In the 1890s, all bikes were, by necessity, gravel bikes, as most roads were unpaved. In the US, the Good Roads Movement was initiated by cyclists (but co-opted by automobile evangelists a couple decades later). “Reckless idiots” scorched their fixed-gear bikes through municipal horse-drawn traffic, exactly like modern-day bike messengers, evoking exactly the same criticisms. Both bike and scofflaw rider came to be known as Scorchers. In 1993, a hundred years later, Ibis Cycles commemorated the legend of the scorcher, and sold 100 fixed-gear Scorcher Bicycles. These bikes are legendary unobtanium.

As mentioned, H. G. Wells, the “father of science fiction”, was a cyclist. In 1896, he published a comic novel called The Wheels of Chance, likely written at the same time he was penning The Time Machine. His narrative details the adventures of a Mr. Hoopdriver, a draper’s assistant, as he cycles through the south of England as adventure and mayhem ensue. In The Time Machine, Wells describes the titular device as a "glittering, metallic framework" with a "control bar" and a "saddle". Kinda sounds like a bicycle.
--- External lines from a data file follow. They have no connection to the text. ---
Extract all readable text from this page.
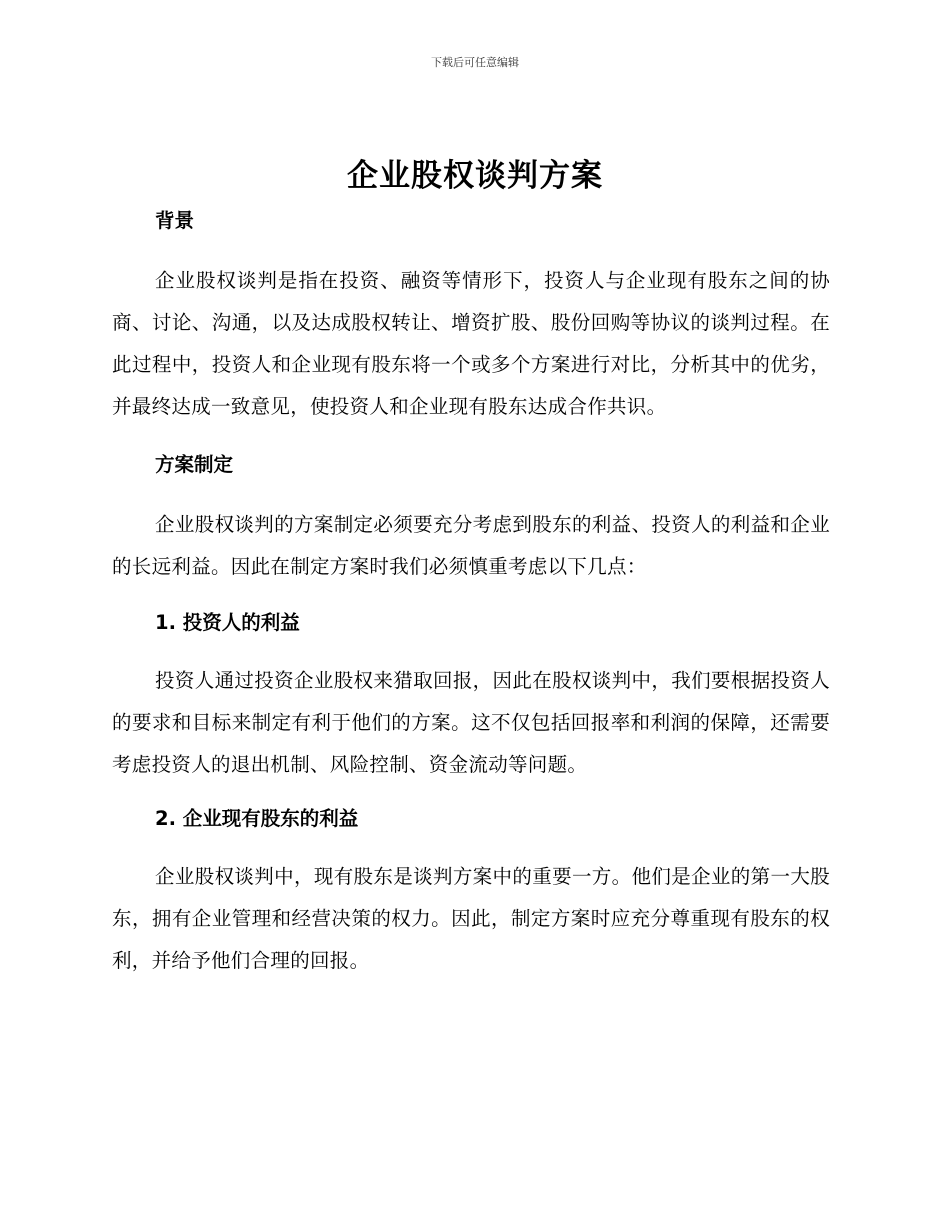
下载后可任意编辑
企业股权谈判方案
背景
企业股权谈判是指在投资、融资等情形下，投资人与企业现有股东之间的协商、讨论、沟通，以及达成股权转让、增资扩股、股份回购等协议的谈判过程。在此过程中，投资人和企业现有股东将一个或多个方案进行对比，分析其中的优劣，并最终达成一致意见，使投资人和企业现有股东达成合作共识。
方案制定
企业股权谈判的方案制定必须要充分考虑到股东的利益、投资人的利益和企业的长远利益。因此在制定方案时我们必须慎重考虑以下几点：
1. 投资人的利益
投资人通过投资企业股权来猎取回报，因此在股权谈判中，我们要根据投资人的要求和目标来制定有利于他们的方案。这不仅包括回报率和利润的保障，还需要考虑投资人的退出机制、风险控制、资金流动等问题。
2. 企业现有股东的利益
企业股权谈判中，现有股东是谈判方案中的重要一方。他们是企业的第一大股东，拥有企业管理和经营决策的权力。因此，制定方案时应充分尊重现有股东的权利，并给予他们合理的回报。
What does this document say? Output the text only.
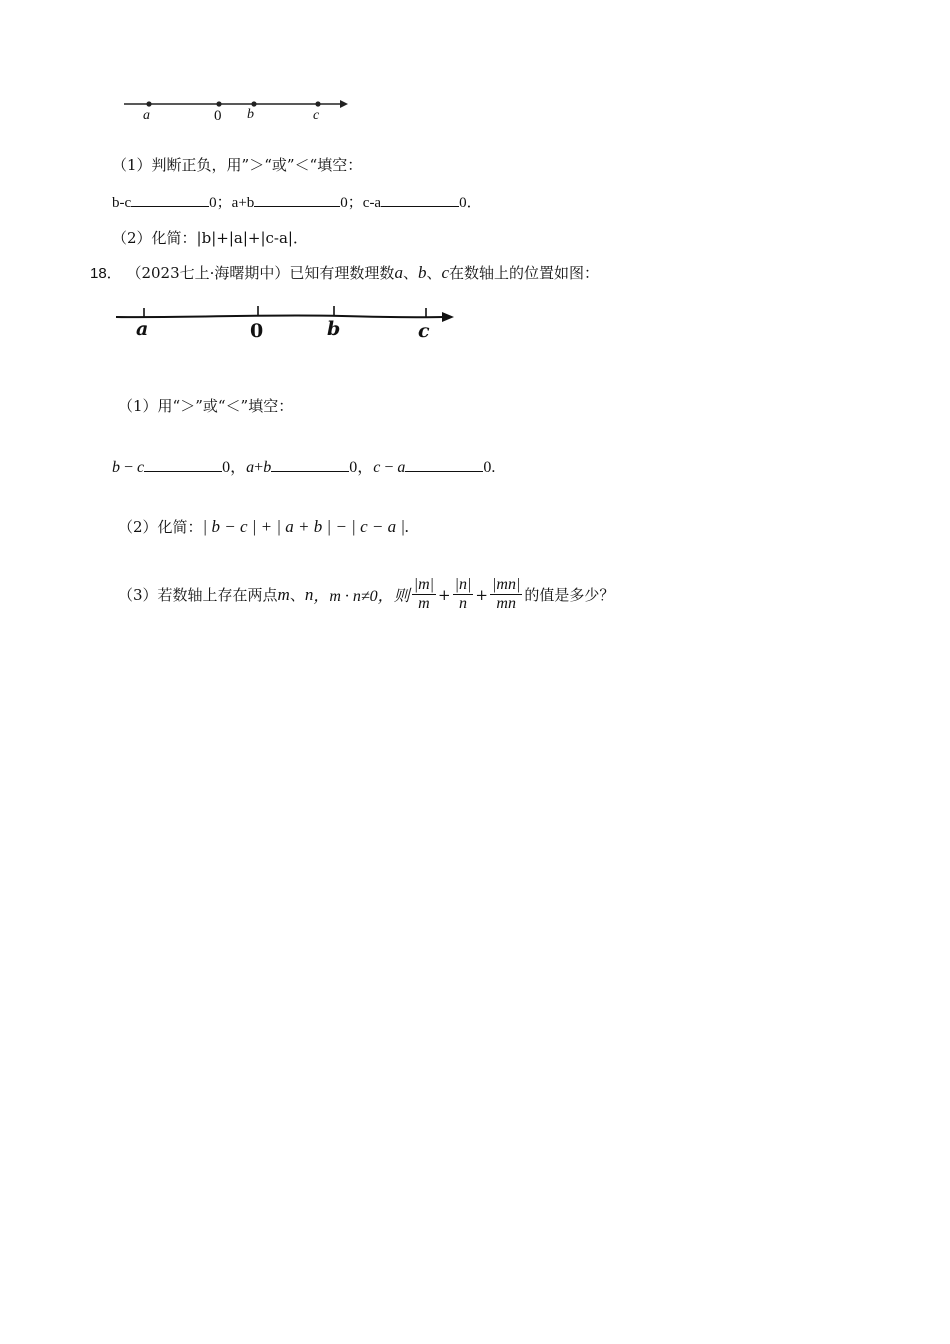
a	0 b	c
（1）判断正负，用”＞“或”＜“填空：
b-c	0；a+b	0；c-a	0．
（2）化简：|b|+|a|+|c-a|．
18． （2023七上·海曙期中）已知有理数理数a、b、c在数轴上的位置如图：
a	0	b	c
（1）用“＞”或“＜”填空：
b − c	0，a+b	0，c − a	0.
（2）化简：| b − c | + | a + b | − | c − a |.
（3）若数轴上存在两点 m 、 n ，m · n≠0，则 $\frac{|m|}{m} + \frac{|n|}{n} + \frac{|mn|}{mn}$ 的值是多少？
As a lifelong cyclist (50+ years!), I’ve mashed a lot of cranks: singlespeeds, 3-speeds, 10-speeds, tourers, the earliest mountain bikes, fat, gravel, and allroad bikes. Despite all the variety, fixed-gear bikes have carried me on some of the best rides I have ever experienced. The Bicycle Industry tries to tell you what you need in a bike, but a fixie asserts that you need... less. H.G Wells’ Scorcher, the ur-bicycle, was built more than 125 years ago; I’ve longed to ride that bike.

Morlock, the Time Machine, a 21st century Scorcher, is my contemporary ode to the safety bicycles from the 1890s. The geometry is decidedly modern, but I selected every part on this bike to keep it scorching into the NEXT century. Cracking fun to ride, 22 pounds of steel, brass, aluminium, titanium, leather, and rubber, I believe that H.G. Wells would approve.

Find more history and inspiration in the Online Bicycle Museum:

Bits & Bobs

Surly Steamroller frame, 59 cm, black (debadged)

Surly Disc Trucker fork, 700c. black (debadged)

FSA Orbit MX threadless headset

Wheels by Cascadia Wheel Co (formerly Indigenous W. Co.)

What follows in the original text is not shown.